Rhett Butler owned four ships that carried cotton to England to help the South keep economically feasible in the new wartime confederacy. He also voyaged to Canada and the Bahamas and brought back things that were difficult to get in wartime United States such as women's undergarments and medicine. Blockade runners faced much hostility and severe weather conditions. Rhett Butler risked capture and jail, but he also came out ahead financially as he kept his high earnings in England. As England was not involved in the war, Rhett's offshore earnings were safe while many other Southern men in the novel lost their money during the war.

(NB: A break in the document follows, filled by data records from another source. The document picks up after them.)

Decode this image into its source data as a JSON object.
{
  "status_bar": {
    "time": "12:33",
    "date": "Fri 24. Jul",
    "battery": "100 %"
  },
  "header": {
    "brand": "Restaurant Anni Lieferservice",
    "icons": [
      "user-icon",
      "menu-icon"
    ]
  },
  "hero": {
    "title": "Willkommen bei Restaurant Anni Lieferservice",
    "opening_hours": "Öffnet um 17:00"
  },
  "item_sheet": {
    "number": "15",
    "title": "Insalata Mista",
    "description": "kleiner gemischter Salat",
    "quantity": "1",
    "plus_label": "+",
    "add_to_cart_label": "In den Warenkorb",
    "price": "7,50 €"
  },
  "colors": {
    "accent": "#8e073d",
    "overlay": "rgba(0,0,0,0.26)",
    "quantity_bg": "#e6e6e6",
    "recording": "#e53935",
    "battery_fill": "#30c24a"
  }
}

Rhett Butler is not hell-bent on revenge like most of the other Southern men in the novel. He tries to get the others to see his point of view that the South can not win a war against the North. However, those sentiments just make Rhett Butler unpopular with the other Southerners and they do not listen to his advice. Rhett Butler has a mind of his own and he ends up in fist fights because of it and he also gets thrown out of West Point.
Rhett Butler notices that Scarlett O'Hara also has a mind of her own and he is attracted to her strong spirit from the first time he meets her. Scarlett was a spoiled young girl before her home, Tara, was attacked in the war. She takes action and fights to save Tara and her family even though that was not the socially acceptable thing for a woman to do in the 1800s American South. Rhett and Scarlett are both repulsed by the war with the Yankees and they both want to make things happen rather than let things just happen to them.
Love grows between Scarlett O'Hara and Rhett Butler, but the relationship is a rocky one. Their happiness is not only complicated by the Civil War but by Scarlett's fascination with another man. Rhett Butler's famous line "Frankly, my dear, I don't give a damn," suggests that he feels that Scarlett's realization of her love for him may have come too late.